The 1st Independent Polish Parachute Brigade
(1 Samodzielna Brygada Spadochronowa)
RAF Ringway &
1st Independent Polish Parachute Brigade
The RAF Ringway Central Landing School opened on 21 June 1940 and in November 1940 it took the first Polish Jumpers (4th Cadre Rifle Brigade). RAF Ringway is very close to where present day Manchester International Airport is.
RAF Ringway was known in it's day as CLS (Central Landing School) by the RAF. Initially 9 Physical Training Instructors were used to train the men. These were accompanied by 14 from the RAF Physical Education branch.
Once the parachutists of the 1st Independent Polish Parachute Brigade had done their physical training at Largo House they were then sent to RAF Ringway in groups of 50 every 2 weeks. The course at RAF Ringway took 4 weeks to complete.
It was not just the 1st Independent Polish Parachute Brigade that were at RAF Ringway. Many nationalities were there including the British Commandos, Indian troops and Ghurkas. To overcome the language barrier informative films were played with voiceovers by interpreters.
Winston Churchill's Role With RAF Ringway
On June 22 1940, Winston Churchill wrote a memo to General Sir Hastings Ismail, head of the Military Wing of the War Cabinet Secretariat. In it he stated that 5,000 new parachute troops were required and these were to be Australians, New Zealanders, Canadians, Norwegians and French.
In time (1942 to be precise), the matter of the Polish soldiers formerly held captive by the Russians, who were now in the Middle East would come to light and these would also undertake training at Largo House and then RAF Ringway. The Polish soldiers would make up the numbers because the level of recruits to date was very far short of the desired 5,000 paratroopers.
Training At RAF Ringway
The training at RAF Ringway was eight jumps, two from a basket, five from a plane (A Dakota) and one by night from a balloon. Many leg and knee injuries happened here also.
Some that trained at RAF Ringway also went on to train at other sites such as Milton Hall (Peterborough),
The Suspended Air Balloon
The jumps took place from a suspended air balloon at first followed by three jumps from an aeroplane furing the day and then 2 jumps at night time.
Initial jumps were done by parachute trainees from a suspended air balloon (looks rather like a re-purposed barrage balloon!).
As you can see there was a gantry below the balloon that had a hatch. The parachutist would stand with a leg on either side of the hole and on the command "Go!" or "Skok!" would jump through the hole feet first.
Most recruits will admit they were terrified, but nerves were not an option, General Sosabowski wanted fearless men and being a coward was not an option.

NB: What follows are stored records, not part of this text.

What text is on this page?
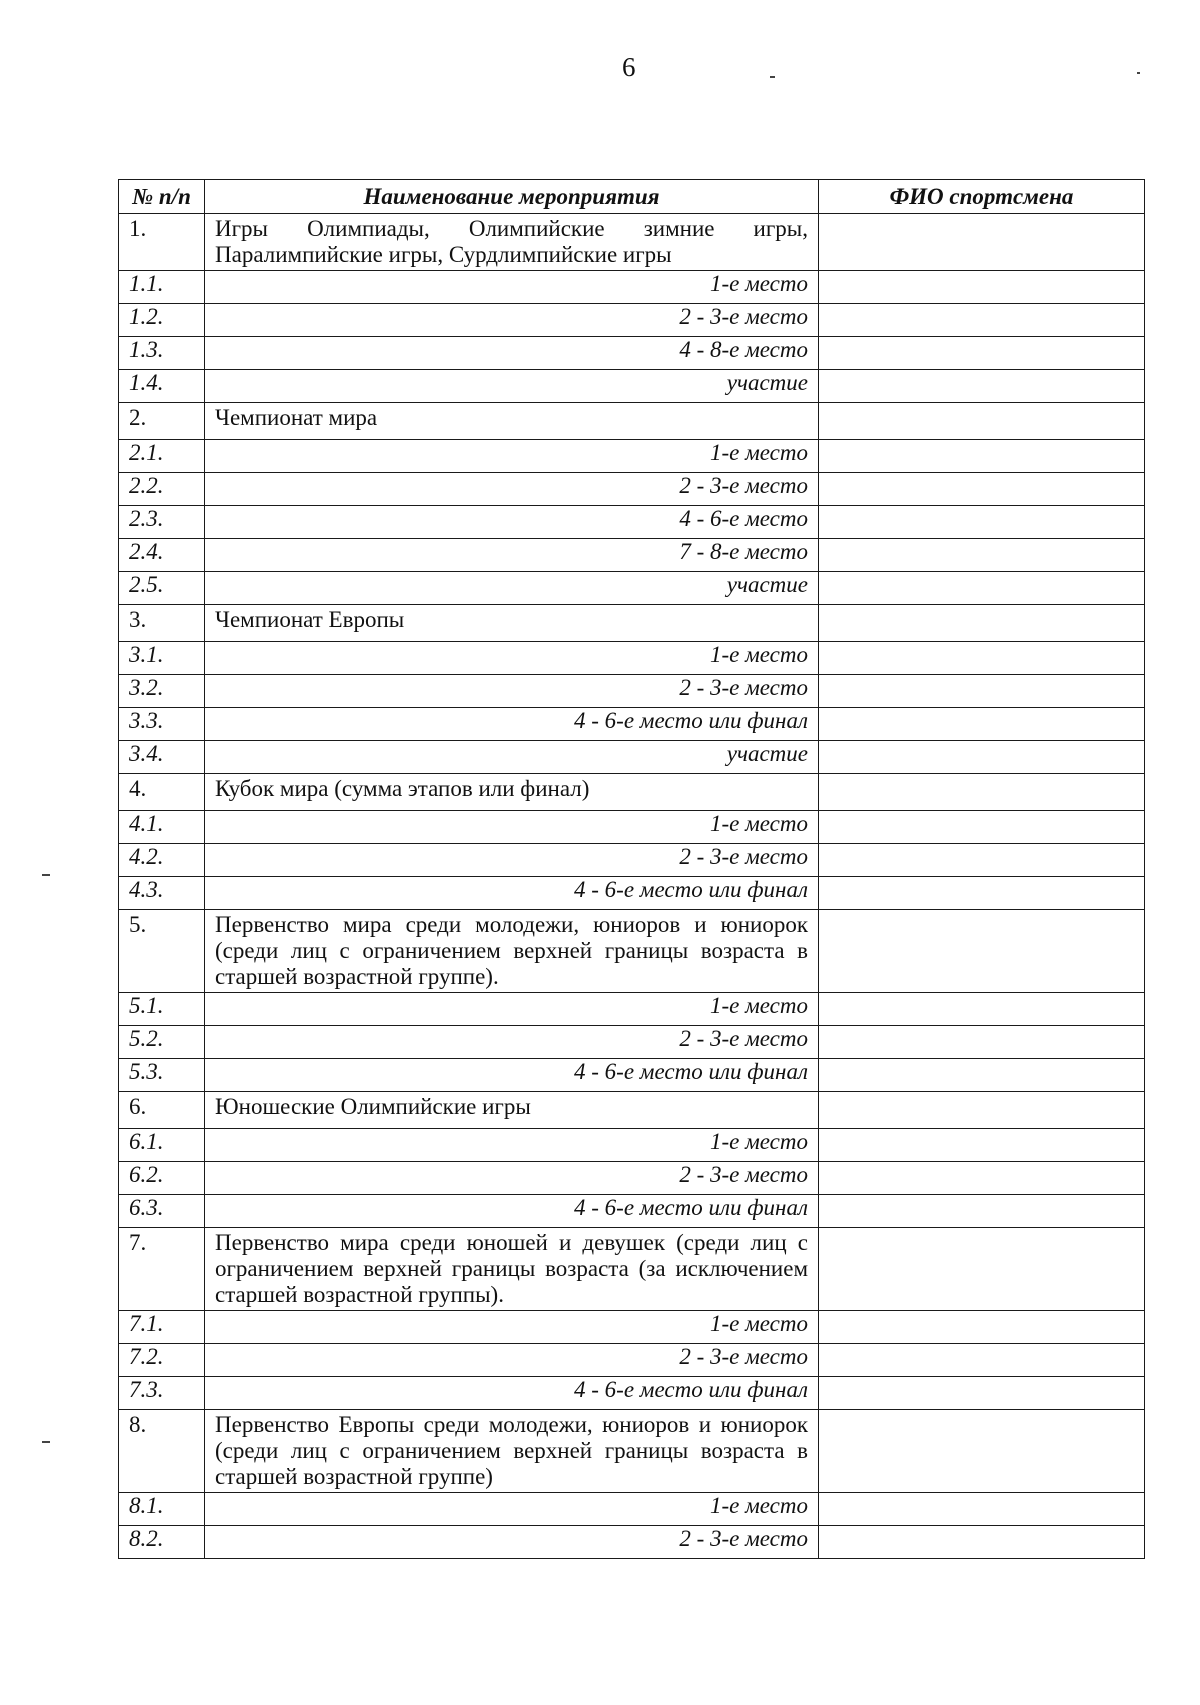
6
№ п/п	Наименование мероприятия	ФИО спортсмена
1.	Игры Олимпиады, Олимпийские зимние игры, Паралимпийские игры, Сурдлимпийские игры	
1.1.	1-е место	
1.2.	2 - 3-е место	
1.3.	4 - 8-е место	
1.4.	участие	
2.	Чемпионат мира	
2.1.	1-е место	
2.2.	2 - 3-е место	
2.3.	4 - 6-е место	
2.4.	7 - 8-е место	
2.5.	участие	
3.	Чемпионат Европы	
3.1.	1-е место	
3.2.	2 - 3-е место	
3.3.	4 - 6-е место или финал	
3.4.	участие	
4.	Кубок мира (сумма этапов или финал)	
4.1.	1-е место	
4.2.	2 - 3-е место	
4.3.	4 - 6-е место или финал	
5.	Первенство мира среди молодежи, юниоров и юниорок (среди лиц с ограничением верхней границы возраста в старшей возрастной группе).	
5.1.	1-е место	
5.2.	2 - 3-е место	
5.3.	4 - 6-е место или финал	
6.	Юношеские Олимпийские игры	
6.1.	1-е место	
6.2.	2 - 3-е место	
6.3.	4 - 6-е место или финал	
7.	Первенство мира среди юношей и девушек (среди лиц с ограничением верхней границы возраста (за исключением старшей возрастной группы).	
7.1.	1-е место	
7.2.	2 - 3-е место	
7.3.	4 - 6-е место или финал	
8.	Первенство Европы среди молодежи, юниоров и юниорок (среди лиц с ограничением верхней границы возраста в старшей возрастной группе)	
8.1.	1-е место	
8.2.	2 - 3-е место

Below is a video called "Now It Can Be Told" the story about SOE (Special Operations Executive) training in WW2 in Britain. The video is set to start playing at the point that training in a hanger at RAF Ringway is undertaken and then clearly shows the above balloon being used in jump training over Tatton Park.
Many ankles and legs were broken during landing, and this was after extensive training too. Thankfully, this chap seems okay!
Exercises At RAF Ringway
As well as learning to parachute and land, members of the 1st Independent Polish Parachute Brigade at RAF Ringway were also taught strategic defense manoeuvres and suchlike:
The video below is a great insight into the training at RAF Ringway. Although it is the British Paratroopers shown in the video, it shows the exact same regime the Polish Paratroopers would have been put through. Great shots of the hanger training, the balloon training and final jump from an aeroplane. A lot of this video is shot at RAF Ringway and in Tatton Park.
Completion Of Training & Qualifying
On completion of the course, the trainees of the 1st Independent Polish Parachute Brigade were awarded a silver diving eagle qualification badge which was numbered on the reverse side and etched with the words “Tobie ojczyzno” (For you my Country).
Those that did a battle jump had this badge with an addition, a gold wreath in the Eagles claws.
6636 standard badges were issued and 1678 battle badges. From this we can deduce that 8314 paratroopers qualified at Largo House. (Plus those that didn’t qualify).
Only 356 of the parachutists were actually parachuted into Poland for the "Warsaw Uprising".